Harris House (c. 1912), a Federation-era villa residence, is important in demonstrating the development of Toowoomba as the principal urban centre of the Darling Downs region in the 20th century. During the late 19th and early 20th century, wealthy members of society in the region established substantial homes in Toowoomba, such as Harris House, reflecting their financial and social position.

Through its setting, form, scale, design, materials and aesthetic treatment, Harris House illustrates the lifestyle of Toowoomba's prosperous residents.

The place is important in demonstrating the principal characteristics of a particular class of cultural places.

Harris House is important in demonstrating the principal characteristics of a substantial, early-20th century suburban villa residence. A single storey, masonry house in a garden setting, Harris House is a fine and intact example of its type, displaying high quality workmanship and materials, and retaining its formal plan, with entrance portico, hierarchical arrangement of generously sized rooms, and surrounding verandah.

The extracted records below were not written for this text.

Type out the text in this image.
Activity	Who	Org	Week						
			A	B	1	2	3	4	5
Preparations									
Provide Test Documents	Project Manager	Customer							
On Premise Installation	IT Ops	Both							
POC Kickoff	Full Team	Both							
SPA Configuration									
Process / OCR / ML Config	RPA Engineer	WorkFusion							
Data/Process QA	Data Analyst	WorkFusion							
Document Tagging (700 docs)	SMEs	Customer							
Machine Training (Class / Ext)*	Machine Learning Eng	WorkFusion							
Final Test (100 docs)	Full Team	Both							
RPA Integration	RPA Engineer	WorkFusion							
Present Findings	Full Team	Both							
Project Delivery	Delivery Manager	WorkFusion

Harris House demonstrates the principal characteristics of Federation-era domestic architecture, and is a good and highly intact example of a masonry house in a Federation style in Queensland. Characteristics of this type include: its lowest form; asymmetrical plan with protruding bays and rooms; red face brick construction; complex roof form clad in terracotta tiles; elaborate verandah detailing; leadlight glazing to principal windows; and use of a wide variety of ornamental features derived from historical styles. The high quality interior finishes and fittings demonstrate popular contemporary materials and patterns, including a range of pressed metal ceilings and cornices, glazed tiles, and the use of art nouveau-style motifs for ceilings, mantelpieces and leadlight glazing.

The place is important because of its aesthetic significance.

Harris House is important for the beautiful attributes of its composition and fine architectural quality. The symmetrical east façade is a well-proportioned composition of formal building elements including bay windows, ornamental gables and a tall projecting portico, which, in combination with the house's elevation above street level and substantial front staircase, creates an impressive entrance sequence. Rooms are formally arranged around a wide central passageway, which is dramatically lit by a roof lantern. Largely intact, the generously sized rooms and spaces retain high quality fittings and finishes, including timber joinery, decorative plasterwork, ornate mantelpieces and pressed metal ceilings.

The house is visually prominent on its elevated corner site and framed by mature trees, including three large Atlas cedar trees, which make a substantial contribution to its Federation-era suburban villa setting.